A. Les fées marraines / fées amantes

Outre la division en deux pôles soit mélusinien, soit morganien, les fées peuvent également être classées en deux catégories : les fées marraines et les fées amantes. Les fées marraines sont appelées au chevet d'un nouveau-né. Elles sont presque inséparables de l'image d'un repas. Souvent, une fée se venge de ne pas avoir eu de couteau ou autre et lance un maléfice. Comme l'explique L. Harf-Lancner, deux mondes se percutent alors :

Cette scène étonnante tire toute sa richesse de la juxtaposition de deux plans merveilleux : celui de la féérie et celui de l'enchantement, l'un parfaitement étranger et inaccessible à l'homme, l'autre réservé aux mortels qui entrent en contact avec le monde surnaturel et en retirent des pouvoirs qui les placent au-dessus des leurs.78(*).

Par opposition, les fées amantes sont celles qui rejoignent le héros dans son monde ou vice versa. Elles ont le pouvoir de décider du destin des hommes. Mélior, cela a déjà été dit, se place du côté des fées amantes. Cela présuppose qu'elle pose un interdit au héros. Sa demande porte sur l'existence même de la fée. Dans le cas de l'impératrice de Byzance, elle stipule à son jeune amant qu'elle perdra tous ses pouvoirs s'il ne fait pas ce qu'elle lui dicte. Comme il est mentionné dans Le monde des fées dans l'Occident médiéval, le héros a pour mission de ne pas désobéir, car il empêche la contamination d'un monde à l'autre : «Il s'agit (...) de maintenir un écart entre deux mondes qui ne devraient pas communiquer79(*)». Cependant, le XIIIe siècle fait progressivement se confondre les deux types de figures. Par exemple, dans Graelent, une fée possédant tous les attributs d'une amante distribue pourtant des dons comme l'aurait fait son homonyme marraine. On constate donc une superposition des deux archétypes, alors que les schémas narratifs (devenus des thèmes) des oeuvres littéraires, vont se transmettre d'oeuvre en oeuvre80(*).

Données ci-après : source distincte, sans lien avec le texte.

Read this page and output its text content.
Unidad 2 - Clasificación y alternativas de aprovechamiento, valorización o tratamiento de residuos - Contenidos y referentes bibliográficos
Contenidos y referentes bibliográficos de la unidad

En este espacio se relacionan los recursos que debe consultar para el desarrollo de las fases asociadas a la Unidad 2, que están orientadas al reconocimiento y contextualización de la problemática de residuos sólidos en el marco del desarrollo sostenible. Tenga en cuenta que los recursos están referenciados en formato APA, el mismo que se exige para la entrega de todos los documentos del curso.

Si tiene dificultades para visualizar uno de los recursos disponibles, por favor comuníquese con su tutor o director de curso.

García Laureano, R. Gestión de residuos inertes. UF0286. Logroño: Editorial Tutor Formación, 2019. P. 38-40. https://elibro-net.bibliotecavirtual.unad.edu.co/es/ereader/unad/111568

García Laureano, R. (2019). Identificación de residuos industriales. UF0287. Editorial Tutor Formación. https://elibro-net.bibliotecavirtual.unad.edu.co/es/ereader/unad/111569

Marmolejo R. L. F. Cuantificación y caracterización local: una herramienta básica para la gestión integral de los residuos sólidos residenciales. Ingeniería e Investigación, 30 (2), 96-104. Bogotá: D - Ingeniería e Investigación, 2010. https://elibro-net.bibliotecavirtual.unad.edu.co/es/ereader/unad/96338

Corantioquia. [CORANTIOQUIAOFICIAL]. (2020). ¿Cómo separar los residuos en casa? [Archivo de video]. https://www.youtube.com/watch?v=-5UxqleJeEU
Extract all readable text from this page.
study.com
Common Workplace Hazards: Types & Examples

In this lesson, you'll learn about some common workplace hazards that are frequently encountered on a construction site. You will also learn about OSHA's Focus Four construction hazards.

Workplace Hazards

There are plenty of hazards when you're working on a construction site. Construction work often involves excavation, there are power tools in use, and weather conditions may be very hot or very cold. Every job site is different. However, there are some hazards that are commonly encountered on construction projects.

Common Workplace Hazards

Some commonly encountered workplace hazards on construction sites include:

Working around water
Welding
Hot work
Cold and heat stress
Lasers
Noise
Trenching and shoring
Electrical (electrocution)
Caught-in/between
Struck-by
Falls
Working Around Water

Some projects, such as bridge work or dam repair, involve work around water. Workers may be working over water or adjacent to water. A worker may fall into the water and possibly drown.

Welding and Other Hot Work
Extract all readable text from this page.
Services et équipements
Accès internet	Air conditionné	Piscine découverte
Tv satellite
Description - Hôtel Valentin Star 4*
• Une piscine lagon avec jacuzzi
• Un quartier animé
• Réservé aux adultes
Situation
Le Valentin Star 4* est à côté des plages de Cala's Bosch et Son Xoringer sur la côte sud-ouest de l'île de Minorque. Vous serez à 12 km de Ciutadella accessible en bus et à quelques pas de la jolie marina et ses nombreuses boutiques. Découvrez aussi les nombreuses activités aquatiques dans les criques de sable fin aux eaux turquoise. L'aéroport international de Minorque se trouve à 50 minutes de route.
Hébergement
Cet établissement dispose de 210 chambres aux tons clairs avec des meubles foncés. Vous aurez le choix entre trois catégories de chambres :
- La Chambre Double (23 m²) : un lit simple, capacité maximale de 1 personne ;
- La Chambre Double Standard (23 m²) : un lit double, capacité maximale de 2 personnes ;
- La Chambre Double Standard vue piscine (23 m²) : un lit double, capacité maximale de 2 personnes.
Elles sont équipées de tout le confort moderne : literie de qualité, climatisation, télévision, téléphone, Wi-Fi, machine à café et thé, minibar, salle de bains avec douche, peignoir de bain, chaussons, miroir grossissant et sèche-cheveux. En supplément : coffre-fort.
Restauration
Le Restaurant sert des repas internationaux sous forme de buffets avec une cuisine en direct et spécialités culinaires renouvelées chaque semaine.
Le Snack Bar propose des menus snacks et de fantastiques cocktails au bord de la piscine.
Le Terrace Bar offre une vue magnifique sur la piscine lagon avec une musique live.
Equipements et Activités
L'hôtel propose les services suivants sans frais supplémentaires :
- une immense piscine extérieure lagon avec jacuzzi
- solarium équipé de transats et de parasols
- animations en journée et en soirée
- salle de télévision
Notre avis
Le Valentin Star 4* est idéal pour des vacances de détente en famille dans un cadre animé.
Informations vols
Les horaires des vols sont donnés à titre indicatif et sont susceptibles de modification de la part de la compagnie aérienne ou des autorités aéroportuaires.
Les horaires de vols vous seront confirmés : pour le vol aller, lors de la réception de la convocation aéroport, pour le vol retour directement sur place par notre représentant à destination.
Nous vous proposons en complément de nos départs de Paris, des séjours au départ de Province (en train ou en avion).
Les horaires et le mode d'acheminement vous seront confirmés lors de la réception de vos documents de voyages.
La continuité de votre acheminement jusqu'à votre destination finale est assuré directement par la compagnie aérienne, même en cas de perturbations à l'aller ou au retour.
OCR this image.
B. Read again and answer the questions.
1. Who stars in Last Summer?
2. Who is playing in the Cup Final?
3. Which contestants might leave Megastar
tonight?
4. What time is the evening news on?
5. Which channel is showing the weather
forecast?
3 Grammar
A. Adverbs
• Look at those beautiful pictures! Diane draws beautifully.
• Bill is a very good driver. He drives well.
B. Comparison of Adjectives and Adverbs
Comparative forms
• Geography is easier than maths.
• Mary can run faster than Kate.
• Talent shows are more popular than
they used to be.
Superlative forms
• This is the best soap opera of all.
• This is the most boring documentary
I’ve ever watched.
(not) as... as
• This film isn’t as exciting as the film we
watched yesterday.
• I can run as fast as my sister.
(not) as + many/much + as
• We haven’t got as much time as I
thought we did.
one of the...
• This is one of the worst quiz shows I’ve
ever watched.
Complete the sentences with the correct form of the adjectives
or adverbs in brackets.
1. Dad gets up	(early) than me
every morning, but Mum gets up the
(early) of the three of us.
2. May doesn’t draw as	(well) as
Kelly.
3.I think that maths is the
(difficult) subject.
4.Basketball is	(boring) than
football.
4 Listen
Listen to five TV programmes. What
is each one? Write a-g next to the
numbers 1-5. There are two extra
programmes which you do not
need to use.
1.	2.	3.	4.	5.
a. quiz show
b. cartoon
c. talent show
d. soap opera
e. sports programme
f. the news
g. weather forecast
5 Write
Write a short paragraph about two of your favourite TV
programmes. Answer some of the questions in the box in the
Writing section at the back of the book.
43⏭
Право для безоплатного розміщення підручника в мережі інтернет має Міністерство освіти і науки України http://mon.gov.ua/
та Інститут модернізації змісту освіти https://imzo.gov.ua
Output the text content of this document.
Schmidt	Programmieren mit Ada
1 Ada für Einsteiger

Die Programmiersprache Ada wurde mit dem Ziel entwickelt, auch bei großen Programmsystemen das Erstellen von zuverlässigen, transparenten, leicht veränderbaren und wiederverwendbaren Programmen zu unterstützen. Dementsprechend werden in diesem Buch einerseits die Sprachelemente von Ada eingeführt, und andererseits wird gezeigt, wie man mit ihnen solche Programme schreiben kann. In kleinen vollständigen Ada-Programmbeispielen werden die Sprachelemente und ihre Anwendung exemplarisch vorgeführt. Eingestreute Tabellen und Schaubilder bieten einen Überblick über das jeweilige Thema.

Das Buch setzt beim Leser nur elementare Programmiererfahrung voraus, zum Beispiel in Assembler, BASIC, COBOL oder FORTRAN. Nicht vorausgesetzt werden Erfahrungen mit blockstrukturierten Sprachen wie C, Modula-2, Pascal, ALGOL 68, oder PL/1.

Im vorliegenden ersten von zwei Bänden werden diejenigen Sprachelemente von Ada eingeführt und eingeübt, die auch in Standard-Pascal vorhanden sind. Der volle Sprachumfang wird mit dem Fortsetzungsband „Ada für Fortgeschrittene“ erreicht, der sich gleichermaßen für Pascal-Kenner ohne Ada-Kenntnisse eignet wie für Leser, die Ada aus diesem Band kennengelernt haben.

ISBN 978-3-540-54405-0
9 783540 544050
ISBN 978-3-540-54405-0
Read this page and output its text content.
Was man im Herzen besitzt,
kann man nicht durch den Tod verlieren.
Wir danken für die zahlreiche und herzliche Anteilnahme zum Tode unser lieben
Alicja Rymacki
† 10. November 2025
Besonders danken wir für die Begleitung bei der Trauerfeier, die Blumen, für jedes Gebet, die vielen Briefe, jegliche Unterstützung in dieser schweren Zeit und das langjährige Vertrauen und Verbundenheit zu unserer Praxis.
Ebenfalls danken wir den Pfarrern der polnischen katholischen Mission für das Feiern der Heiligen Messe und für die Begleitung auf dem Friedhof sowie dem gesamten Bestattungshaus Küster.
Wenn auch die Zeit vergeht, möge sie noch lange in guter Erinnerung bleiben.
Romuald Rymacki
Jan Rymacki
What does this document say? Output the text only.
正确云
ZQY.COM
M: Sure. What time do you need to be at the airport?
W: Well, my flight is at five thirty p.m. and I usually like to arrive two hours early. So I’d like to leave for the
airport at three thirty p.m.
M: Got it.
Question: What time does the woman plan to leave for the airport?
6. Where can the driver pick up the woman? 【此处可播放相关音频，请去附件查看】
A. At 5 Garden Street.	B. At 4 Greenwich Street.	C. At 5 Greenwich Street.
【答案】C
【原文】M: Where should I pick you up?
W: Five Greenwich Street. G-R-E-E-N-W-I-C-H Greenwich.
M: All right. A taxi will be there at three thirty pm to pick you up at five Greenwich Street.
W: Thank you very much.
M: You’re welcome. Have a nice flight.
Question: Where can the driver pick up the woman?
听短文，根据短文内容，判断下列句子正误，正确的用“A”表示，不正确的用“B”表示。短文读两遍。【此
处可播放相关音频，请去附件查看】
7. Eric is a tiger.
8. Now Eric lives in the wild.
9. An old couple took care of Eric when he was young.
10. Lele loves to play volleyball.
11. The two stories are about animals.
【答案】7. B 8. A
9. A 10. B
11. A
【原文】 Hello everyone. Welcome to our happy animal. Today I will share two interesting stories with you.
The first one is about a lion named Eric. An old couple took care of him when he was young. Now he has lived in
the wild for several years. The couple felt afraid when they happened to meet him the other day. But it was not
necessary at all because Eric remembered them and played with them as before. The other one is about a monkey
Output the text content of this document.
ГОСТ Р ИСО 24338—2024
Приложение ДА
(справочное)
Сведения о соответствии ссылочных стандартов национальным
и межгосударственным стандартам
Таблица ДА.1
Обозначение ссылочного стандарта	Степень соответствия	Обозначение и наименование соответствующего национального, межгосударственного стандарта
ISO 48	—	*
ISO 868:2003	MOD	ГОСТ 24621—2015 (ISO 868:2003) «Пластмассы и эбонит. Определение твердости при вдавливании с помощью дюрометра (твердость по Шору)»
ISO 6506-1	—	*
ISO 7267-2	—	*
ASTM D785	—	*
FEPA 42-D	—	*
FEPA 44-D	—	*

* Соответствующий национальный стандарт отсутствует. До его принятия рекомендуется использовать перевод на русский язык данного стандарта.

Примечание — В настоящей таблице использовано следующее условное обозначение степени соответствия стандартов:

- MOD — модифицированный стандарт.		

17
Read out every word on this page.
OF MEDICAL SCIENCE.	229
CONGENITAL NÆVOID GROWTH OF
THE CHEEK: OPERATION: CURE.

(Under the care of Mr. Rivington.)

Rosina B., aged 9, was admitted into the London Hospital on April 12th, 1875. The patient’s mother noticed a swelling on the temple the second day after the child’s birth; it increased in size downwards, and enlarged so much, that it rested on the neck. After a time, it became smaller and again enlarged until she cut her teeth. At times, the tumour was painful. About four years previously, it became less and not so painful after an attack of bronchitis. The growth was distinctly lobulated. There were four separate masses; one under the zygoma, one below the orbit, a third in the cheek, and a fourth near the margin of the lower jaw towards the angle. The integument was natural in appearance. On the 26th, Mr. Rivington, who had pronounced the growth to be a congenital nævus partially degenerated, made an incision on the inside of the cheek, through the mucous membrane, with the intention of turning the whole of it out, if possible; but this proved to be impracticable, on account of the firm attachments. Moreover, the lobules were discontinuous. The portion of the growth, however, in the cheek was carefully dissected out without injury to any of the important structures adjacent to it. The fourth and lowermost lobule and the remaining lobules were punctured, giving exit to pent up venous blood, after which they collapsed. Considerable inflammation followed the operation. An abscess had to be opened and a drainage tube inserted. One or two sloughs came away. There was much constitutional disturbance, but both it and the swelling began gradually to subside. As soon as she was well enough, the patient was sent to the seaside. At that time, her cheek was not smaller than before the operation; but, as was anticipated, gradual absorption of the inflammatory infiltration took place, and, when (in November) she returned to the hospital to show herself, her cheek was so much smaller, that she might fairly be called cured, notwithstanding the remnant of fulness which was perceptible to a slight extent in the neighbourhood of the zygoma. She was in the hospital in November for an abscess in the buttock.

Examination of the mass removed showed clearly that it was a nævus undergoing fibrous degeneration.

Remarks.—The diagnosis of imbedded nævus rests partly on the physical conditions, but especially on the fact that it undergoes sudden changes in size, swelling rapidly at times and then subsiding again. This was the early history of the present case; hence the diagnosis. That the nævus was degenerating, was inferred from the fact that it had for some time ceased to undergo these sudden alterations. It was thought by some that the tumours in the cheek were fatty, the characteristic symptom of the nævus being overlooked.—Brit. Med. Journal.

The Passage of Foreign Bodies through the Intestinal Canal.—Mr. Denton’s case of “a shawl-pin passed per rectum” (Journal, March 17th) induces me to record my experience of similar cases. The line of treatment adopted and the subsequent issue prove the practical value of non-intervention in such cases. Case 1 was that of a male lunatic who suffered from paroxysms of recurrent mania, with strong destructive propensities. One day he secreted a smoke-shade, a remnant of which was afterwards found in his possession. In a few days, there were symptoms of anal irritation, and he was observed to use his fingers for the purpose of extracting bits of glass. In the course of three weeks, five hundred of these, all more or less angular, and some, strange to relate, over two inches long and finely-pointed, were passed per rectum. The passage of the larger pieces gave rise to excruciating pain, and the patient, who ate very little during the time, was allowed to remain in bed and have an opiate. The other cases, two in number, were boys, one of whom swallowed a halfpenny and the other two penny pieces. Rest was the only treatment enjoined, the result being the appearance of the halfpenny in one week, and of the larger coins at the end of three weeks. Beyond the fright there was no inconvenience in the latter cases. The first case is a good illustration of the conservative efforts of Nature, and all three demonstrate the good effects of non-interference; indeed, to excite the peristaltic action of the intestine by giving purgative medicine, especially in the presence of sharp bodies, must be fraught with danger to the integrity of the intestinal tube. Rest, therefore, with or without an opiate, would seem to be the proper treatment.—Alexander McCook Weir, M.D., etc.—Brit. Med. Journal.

La fée amante choisit ses propres règles, mais, parfois, les règles lui sont également imposées. Dans le cas de Mélior, le tournoi organisé pour gagner un mariage avec elle n'est pas de son ressort. Le tournoi dans Partonopeu de Blois partage d'ailleurs quelques ressemblances avec celui dans Cligès. Il faut d'abord noter son organisation spatiale, puis la même durée à un jour près et, finalement, le cri d'un des personnages féminin81(*). Dans la version saxonne du roman de Chrétien de Troyes, Fénice joue le même rôle que Persewis, car elles crient durant une joute. La personne ressource de Mélior ne peut pas s'en empêcher lorsque Partonopeu est menacé par Margaris. De plus, la fin pour la fée amante et pour le héros diffère dans l'histoire de Partonopeu par rapport aux schémas des histoires mélusinienne ou morganienne. Le couple du roman anonyme se marie, ce qui n'a pas d'écho dans les deux schémas où il est question de fées. Leur noce est d'un faste «indescriptible» et célèbre une union où les deux individus s'aiment, malgré les épreuves de part et d'autre. Notons également la séparation dans le temps qui a rendu les choses encore plus pénibles. Le mariage est l'occasion de fêter le bonheur retrouvé et amélioré, car le jeune homme peut enfin contempler sa belle en plein jour :

Or est la cord tote partie

Et Parthonopeus a s'amie;

Tot a delit a son plaisir,

A grant joie et a bel loisir,

Tot a solaz et a sojor,

A grant aise [et] a grant honor82(*).

Grâce à ses pouvoirs, Mélior est parvenue à ses fins : elle peut épouser le comte de Blois. C'est un dessein qu'elle caressait depuis longtemps : «Par cest savoir vos ai celé / A tos cels de ceste cité83(*)». Néanmoins, des évènements imprévus survinrent, lui rendant les choses plus difficiles et parfois hors de son contrôle, malgré l'étendu de ses dons. La fée Mélior n'a rien d'une fée marraine, car toute son attention est centrée vers l'objet de son amour. C'est entre ses mains que se jouera le destin de Partonopeu et, lorsqu'il s'agit de fées marraines, c'est également entre leurs mains que se jouera le destin de plusieurs autres personnages de l'Histoire littéraire.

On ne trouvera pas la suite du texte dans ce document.